I'm purely a BASIC coder, and not very sophisticated. I started out in Applesoft, lo these many years ago. Then I went to PC computers and stopped coding for a time. Then I discovered QBasic and wrapped my head around procedural programming and not having to screw around with line numbers. Then Microsoft decided to drop DOS and unless I used an emulator I was out of coding again.

Then I discovered QB64 and have been playing catch up ever since.
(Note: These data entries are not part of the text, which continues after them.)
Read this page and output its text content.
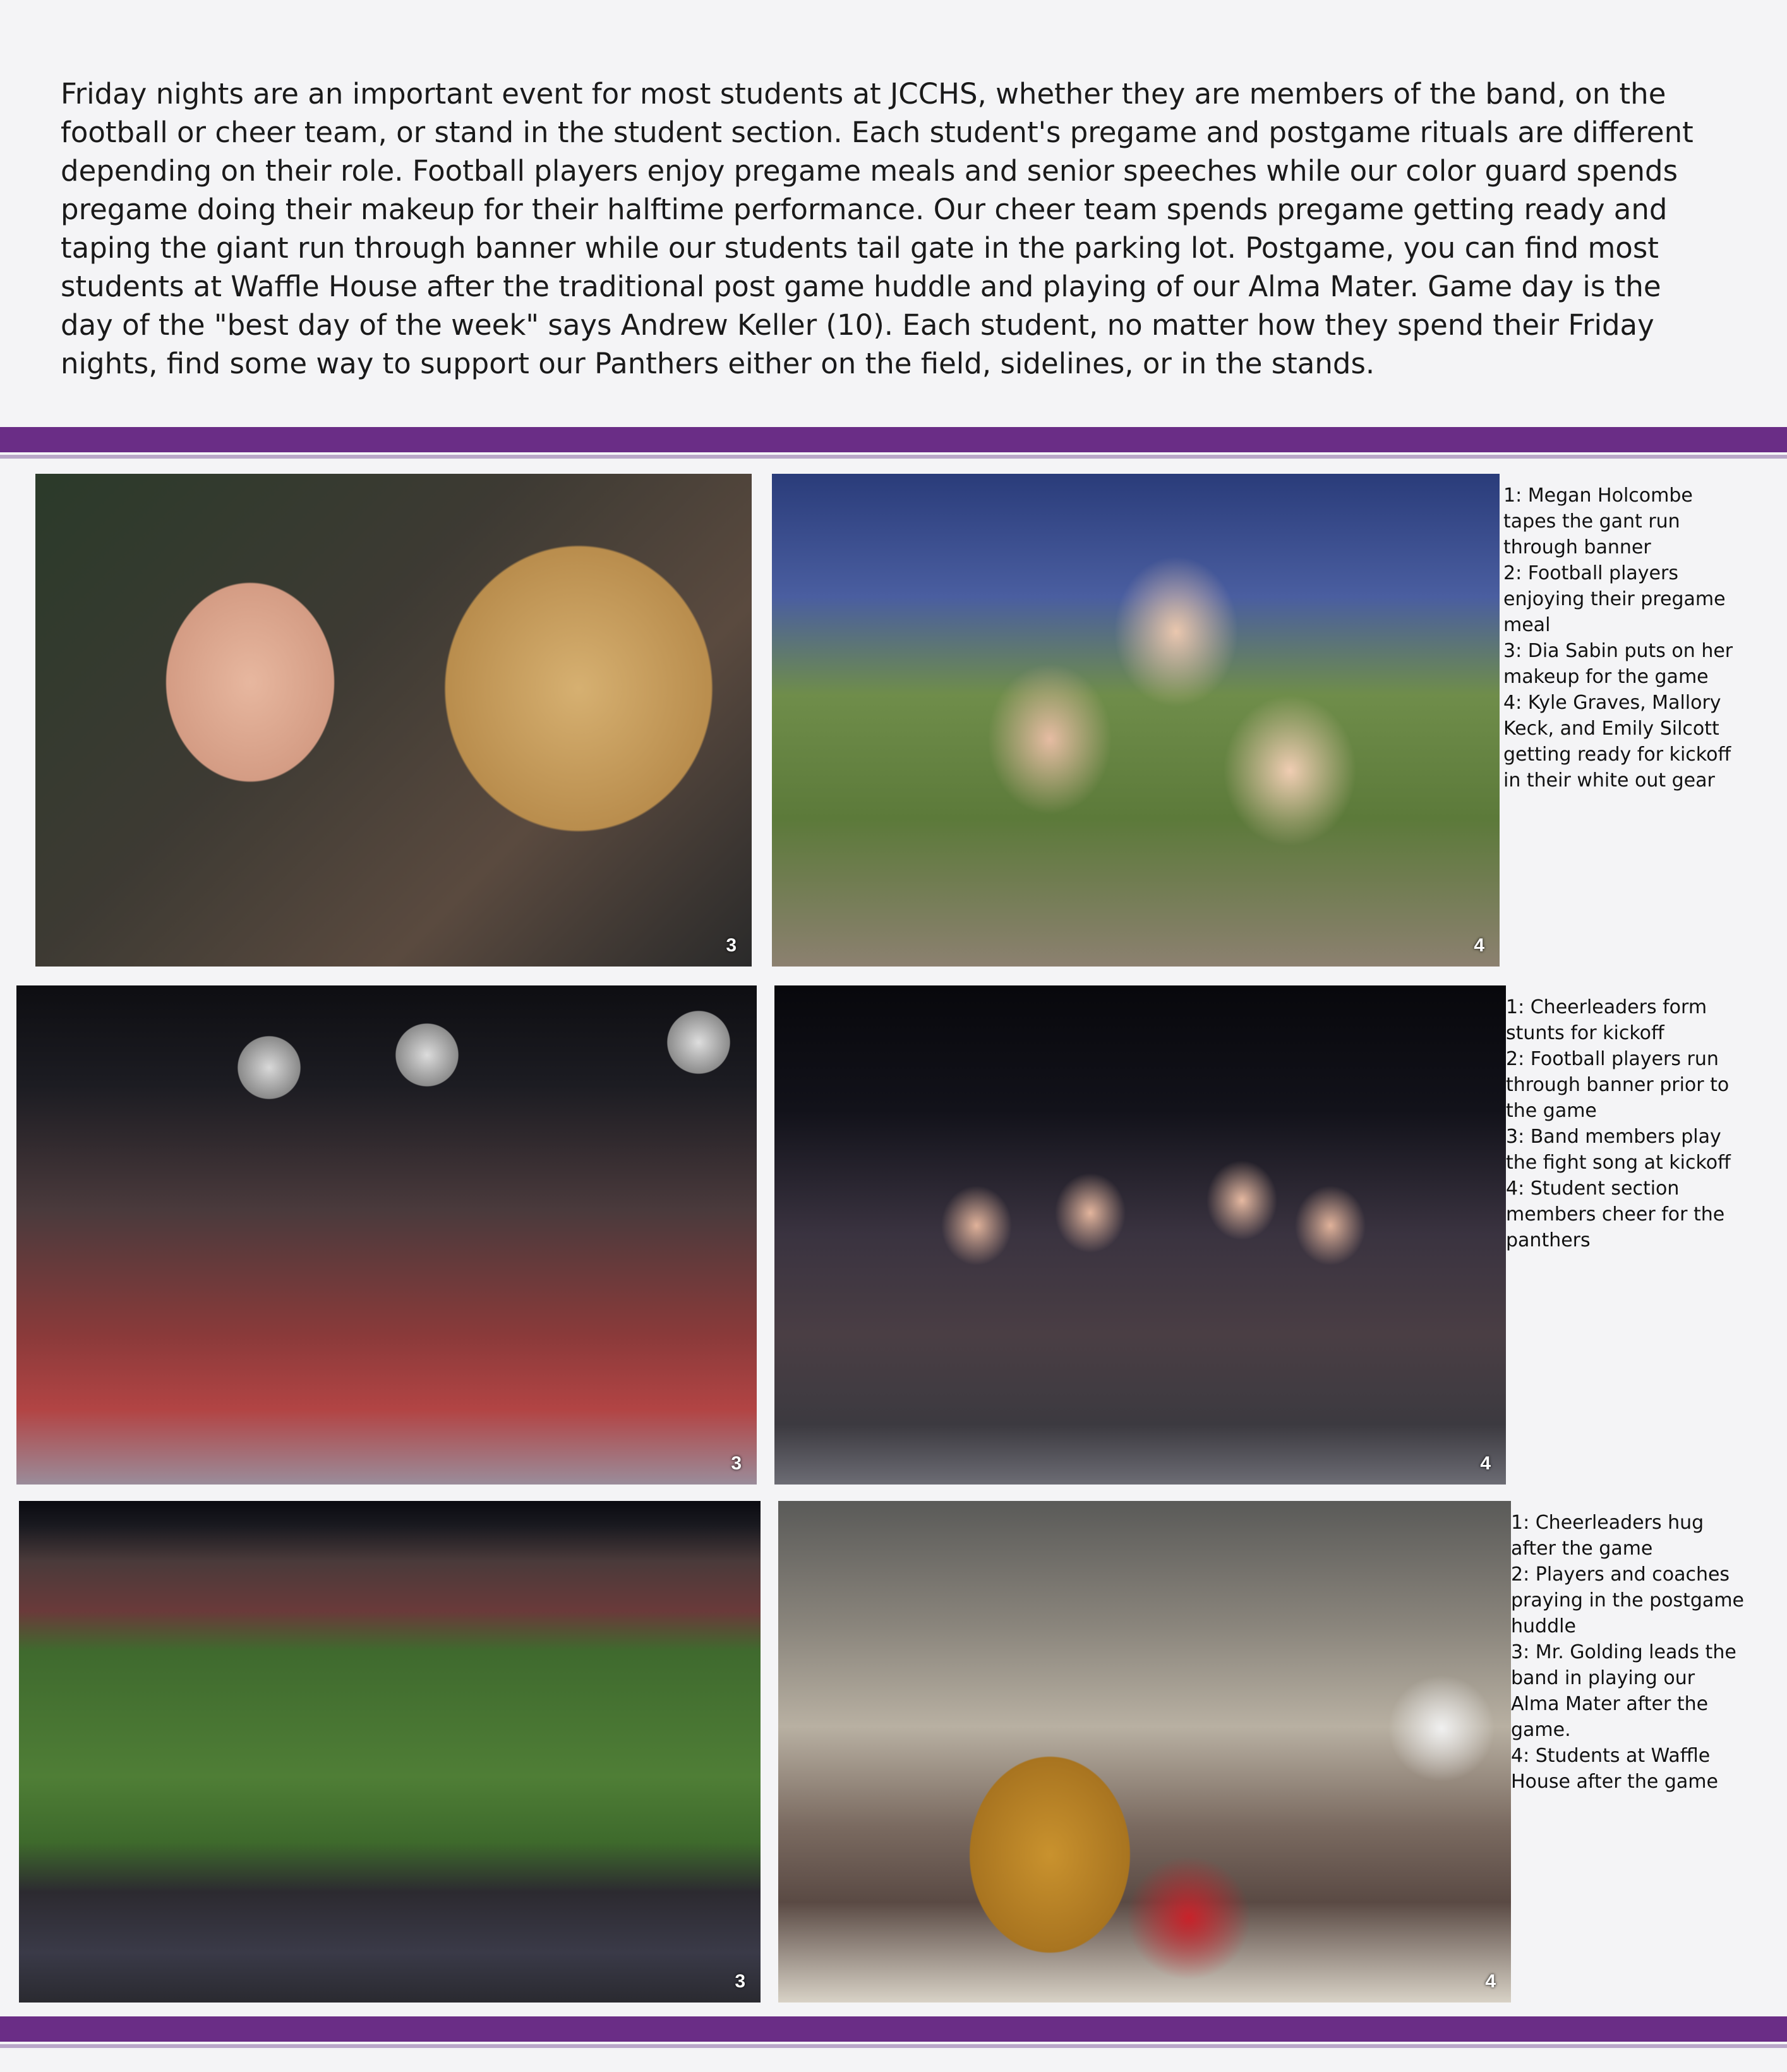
Friday nights are an important event for most students at JCCHS, whether they are members of the band, on the football or cheer team, or stand in the student section. Each student's pregame and postgame rituals are different depending on their role. Football players enjoy pregame meals and senior speeches while our color guard spends pregame doing their makeup for their halftime performance. Our cheer team spends pregame getting ready and taping the giant run through banner while our students tail gate in the parking lot. Postgame, you can find most students at Waffle House after the traditional post game huddle and playing of our Alma Mater. Game day is the day of the "best day of the week" says Andrew Keller (10). Each student, no matter how they spend their Friday nights, find some way to support our Panthers either on the field, sidelines, or in the stands.

3	4
1: Megan Holcombe tapes the gant run through banner
2: Football players enjoying their pregame meal
3: Dia Sabin puts on her makeup for the game
4: Kyle Graves, Mallory Keck, and Emily Silcott getting ready for kickoff in their white out gear
3	4
1: Cheerleaders form stunts for kickoff
2: Football players run through banner prior to the game
3: Band members play the fight song at kickoff
4: Student section members cheer for the panthers
3	4
1: Cheerleaders hug after the game
2: Players and coaches praying in the postgame huddle
3: Mr. Golding leads the band in playing our Alma Mater after the game.
4: Students at Waffle House after the game
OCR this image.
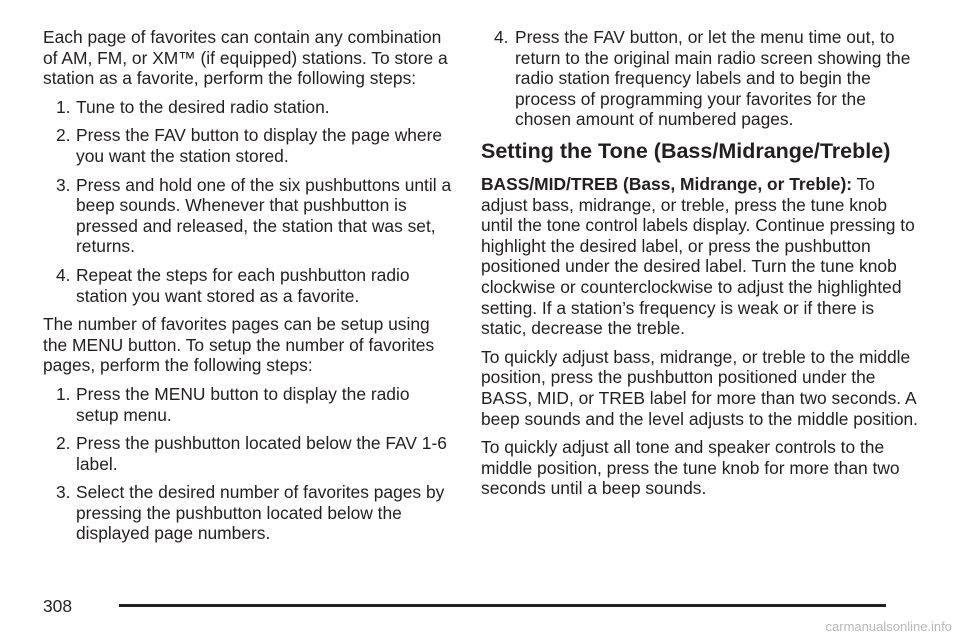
Each page of favorites can contain any combination of AM, FM, or XM™ (if equipped) stations. To store a station as a favorite, perform the following steps:

1. Tune to the desired radio station.
2. Press the FAV button to display the page where you want the station stored.
3. Press and hold one of the six pushbuttons until a beep sounds. Whenever that pushbutton is pressed and released, the station that was set, returns.
4. Repeat the steps for each pushbutton radio station you want stored as a favorite.

The number of favorites pages can be setup using the MENU button. To setup the number of favorites pages, perform the following steps:

1. Press the MENU button to display the radio setup menu.
2. Press the pushbutton located below the FAV 1-6 label.
3. Select the desired number of favorites pages by pressing the pushbutton located below the displayed page numbers.
4. Press the FAV button, or let the menu time out, to return to the original main radio screen showing the radio station frequency labels and to begin the process of programming your favorites for the chosen amount of numbered pages.
Setting the Tone (Bass/Midrange/Treble)

BASS/MID/TREB (Bass, Midrange, or Treble): To adjust bass, midrange, or treble, press the tune knob until the tone control labels display. Continue pressing to highlight the desired label, or press the pushbutton positioned under the desired label. Turn the tune knob clockwise or counterclockwise to adjust the highlighted setting. If a station’s frequency is weak or if there is static, decrease the treble.

To quickly adjust bass, midrange, or treble to the middle position, press the pushbutton positioned under the BASS, MID, or TREB label for more than two seconds. A beep sounds and the level adjusts to the middle position.

To quickly adjust all tone and speaker controls to the middle position, press the tune knob for more than two seconds until a beep sounds.

308
carmanualsonline.info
The new tools that QB64 brings to the basic table have me considering taking another crack at coding a ship vector ap that never seemed to pan out before...

The language that inspires you to code more in your chosen domain is the best language for you!

If you want to have others read and use your code, we have a GitHub repository to make it easier. PM me if you have any questions.
 
Forth is an interesting challenge. I learned it when I found postscript is forth, and wrote a .ps file to output hex paper by generating the hexes. That, and printing source code in a 6 point font in a 4-up per page so I could read my whole source file at once.
 
I'd *heard* of forth from another Citizen, AGorski, when I was a teenager. I learned enough to be a hazard when I discovered that a Forth REPL (read-evaluate-print loop) was used as the boot PROM shell for Sun workstations. And the best description I can give for SmallTalk is "Object-Oriented Forth". SO it saved me some pain in understanding and maintaining someone else's magnum opus in SmallTalk.